PICASSO, by Frank Elgar and Robert Mailllard (315 pp.; Praeger; $5), is as ingenious as it is instructive. It follows the great Spaniard’s endlessly experimental career from boyish leanings on older masters to the unpredictable individualist of old age who still defies simple analysis. The book does this in parallel critical and biographical commentaries that are expertly illustrated by the pictures appropriate to each page. A valuable attempt and this year’s real bargain among art books.

FROM INCAS TO INDIOS, by Werner Bischof, Robert Frank and Pierre Verger (77 pp.; Universe; $ 10), and THE ANDES, by Claude Arthaud and François Hébert-Stevens (185 pp.; Vanguard; $12.50), contain some of the year’s best photographs. Peru and the Andes generally run to pure drama, in nature as in man. A child, an old woman, a street scene become as majestic in the work of these cameramen as the towering mountains.
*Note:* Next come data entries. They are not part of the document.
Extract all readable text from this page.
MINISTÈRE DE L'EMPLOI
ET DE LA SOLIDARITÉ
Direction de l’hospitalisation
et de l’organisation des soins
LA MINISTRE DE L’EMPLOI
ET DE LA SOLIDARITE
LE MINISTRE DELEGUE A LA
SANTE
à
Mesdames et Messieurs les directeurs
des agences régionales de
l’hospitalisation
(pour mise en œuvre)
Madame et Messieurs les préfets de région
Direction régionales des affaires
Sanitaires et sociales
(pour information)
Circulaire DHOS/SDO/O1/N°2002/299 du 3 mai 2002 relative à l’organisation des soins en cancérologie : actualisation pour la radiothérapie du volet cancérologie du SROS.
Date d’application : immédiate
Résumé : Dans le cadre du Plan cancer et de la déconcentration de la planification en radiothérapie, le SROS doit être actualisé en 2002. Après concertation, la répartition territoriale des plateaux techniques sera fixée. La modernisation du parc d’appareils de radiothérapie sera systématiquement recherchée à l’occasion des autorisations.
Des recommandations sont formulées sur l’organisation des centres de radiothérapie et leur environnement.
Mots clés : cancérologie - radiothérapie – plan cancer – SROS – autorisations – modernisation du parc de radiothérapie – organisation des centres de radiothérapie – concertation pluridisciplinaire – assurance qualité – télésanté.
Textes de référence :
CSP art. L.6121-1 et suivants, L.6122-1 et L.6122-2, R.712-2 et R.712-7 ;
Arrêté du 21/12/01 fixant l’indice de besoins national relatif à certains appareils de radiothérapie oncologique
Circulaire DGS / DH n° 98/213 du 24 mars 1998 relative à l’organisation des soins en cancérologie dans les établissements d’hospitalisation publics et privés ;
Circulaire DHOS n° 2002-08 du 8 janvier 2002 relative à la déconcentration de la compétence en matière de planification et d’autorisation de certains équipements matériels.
LIVING DESERT and AFRICAN LION (73 pp. and 75 pp.; Simon & Schuster; each $10), are taken from the vivid True-Life films made by Walt Disney. These are some of the most exciting animal pictures ever made—the snake caught as he stalks his prey, the lynx brought to bay atop a towering cactus, the lion arrogantly sizing up his observer. For the text of Desert the line-up of writers includes such first-rate names as Marcel Aymé, Albert Camus, François Mauriac, André Maurois.

LORENZO GHIBERTI, by Richard Krautheimer (457 pp.; Princeton; $30), is probably the most thorough study yet made of Ghiberti, the great Florentine master in bronze. Like many an artist of his time (15th century), he was a canny businessman, a humanist of many interests. Recently, his claim to genius was further burnished when the bronze doors of the Baptistery in Florence were cleaned to let his massive skills shine forth. The variety and richness are dazzling: floral decorations of great delicacy, Biblical figures running a noble gamut of facial expressions, the metal exquisitely worked with a poet’s imagination.